An analysis by Cloudflare shows that Bytespider, Amazonbot, and ClaudeBot are among the most active AI crawlers on the web.
Over the past year, Cloudflare has analyzed which AI crawlers with known user agent strings have the highest request volume. Bytedance's Bytespider crawler tops the list of most active AI web crawlers, followed by Amazonbot, ClaudeBot, and OpenAI's GPTBot.
Bytespider likely collects training data for Chinese ChatGPT competitor Doubao, while Amazonbot primarily indexes Alexa responses, according to Cloudflare. ClaudeBot collects training data for Anthropic's Claude models.
OpenAI's GPTBot, which collects training data for products such as ChatGPT, is the second most blocked AI bot and also the bot with the second most website crawls. Bytespider tops both rankings.
Cloudflare's analysis also shows that many website operators are unaware of the extent of AI crawler activity. According to Cloudflare, AI bots crawled approximately 39% of the top 1 million domains supported by Cloudflare in June. Only 2.98% of those sites blocked or filtered requests.
Higher-ranked sites are more likely to be targeted by AI bots and are more likely to block them, as their content is often part of their core business, and they have the resources to implement technical measures.
OpenAI's GPTBot ranks second in the number of websites crawled, indicating that OpenAI continues to collect a substantial amount of data despite a lower crawling frequency compared to Bytedance's and Anthropic's bots. This could be due to more efficient or selective data collection by GPTBot, as well as OpenAI's existing large dataset from previous crawling processes.
OpenAI CEO Sam Altman recently stated that the focus is now on learning more from high-quality data, rather than accumulating more data. In addition, OpenAI likely already has a large amount of data from previous crawling processes, as Altman also said that his company has enough material to train the next generation of AI models.
The fact that OpenAI's GPTBot is the most explicitly blocked AI bot via robots.txt is likely due to OpenAI's transparent communication about this option and the fact that ChatGPT is the most well-known and controversially discussed AI platform in terms of privacy and copyright.

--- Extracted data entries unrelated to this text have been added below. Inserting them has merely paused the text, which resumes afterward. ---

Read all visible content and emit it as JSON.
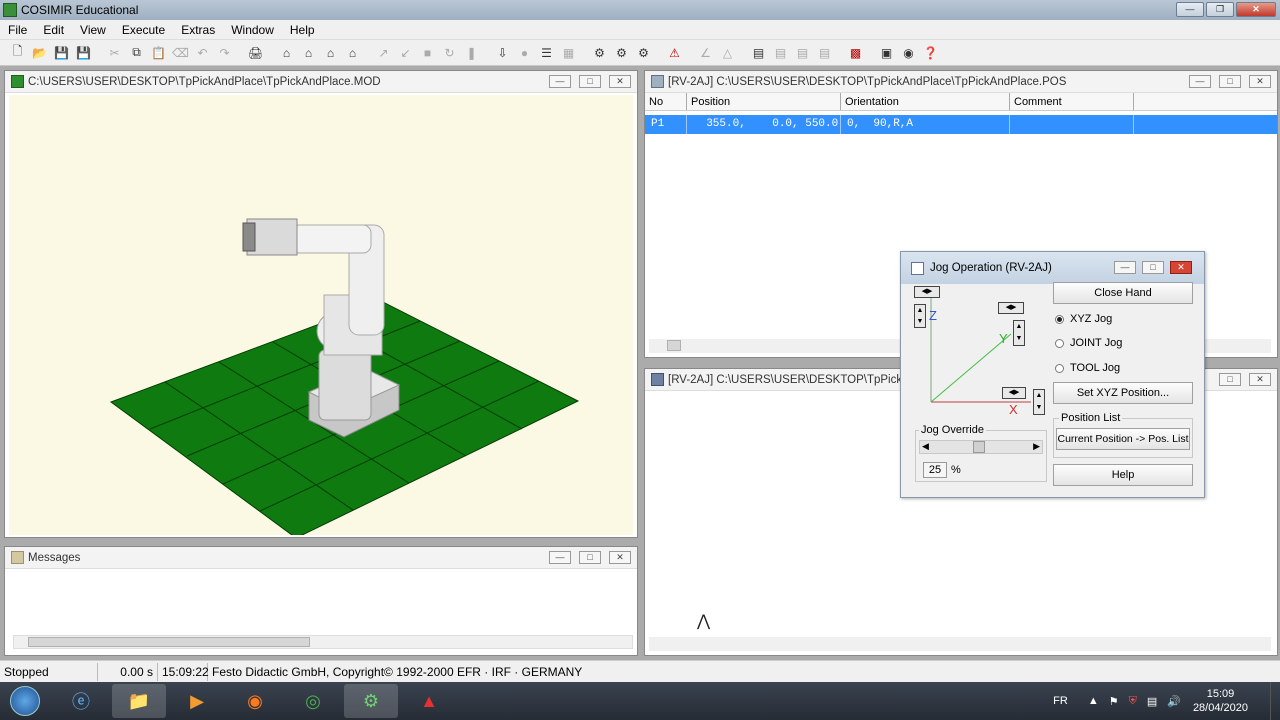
{
  "app": {
    "title": "COSIMIR Educational"
  },
  "menu": [
    "File",
    "Edit",
    "View",
    "Execute",
    "Extras",
    "Window",
    "Help"
  ],
  "model_window": {
    "title": "C:\\USERS\\USER\\DESKTOP\\TpPickAndPlace\\TpPickAndPlace.MOD"
  },
  "pos_window": {
    "title": "[RV-2AJ] C:\\USERS\\USER\\DESKTOP\\TpPickAndPlace\\TpPickAndPlace.POS",
    "columns": [
      "No",
      "Position",
      "Orientation",
      "Comment"
    ],
    "rows": [
      {
        "no": "P1",
        "position": "  355.0,    0.0, 550.0",
        "orientation": "0,  90,R,A",
        "comment": ""
      }
    ]
  },
  "mrl_window": {
    "title": "[RV-2AJ] C:\\USERS\\USER\\DESKTOP\\TpPickAnd"
  },
  "messages_window": {
    "title": "Messages"
  },
  "jog": {
    "title": "Jog Operation (RV-2AJ)",
    "close_hand": "Close Hand",
    "modes": [
      "XYZ Jog",
      "JOINT Jog",
      "TOOL Jog"
    ],
    "selected_mode": "XYZ Jog",
    "set_position": "Set XYZ Position...",
    "position_list_label": "Position List",
    "to_pos_list": "Current Position -> Pos. List",
    "help": "Help",
    "override_label": "Jog Override",
    "override_value": "25",
    "override_unit": "%",
    "axis_z": "Z",
    "axis_y": "Y",
    "axis_x": "X"
  },
  "status": {
    "state": "Stopped",
    "time": "0.00 s",
    "clock": "15:09:22",
    "copyright": "Festo Didactic GmbH, Copyright© 1992-2000  EFR · IRF · GERMANY"
  },
  "taskbar": {
    "lang": "FR",
    "time": "15:09",
    "date": "28/04/2020"
  },
  "colors": {
    "floor": "#0f7a0f",
    "selection": "#3390ff",
    "viewport_bg": "#fbf9e4"
  }
}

Cloudflare has also observed that AI bots are increasingly disguising themselves as regular browsers to gain access to content. Perplexity was recently criticized for this practice.
The crawlers change their user agent string. However, Cloudflare's global machine learning models reliably detect such crawlers based on patterns without the need for manual training, according to the company's analysis.
To support website operators, Cloudflare has introduced a new feature for all customers that allows all AI bots to be blocked with one click in the dashboard. The feature will be continuously expanded with new fingerprints as Cloudflare identifies more crawlers.
Cloudflare also offers a reporting tool that can be used to report AI crawlers to the company so that they can be analyzed and automatically blocked in the future.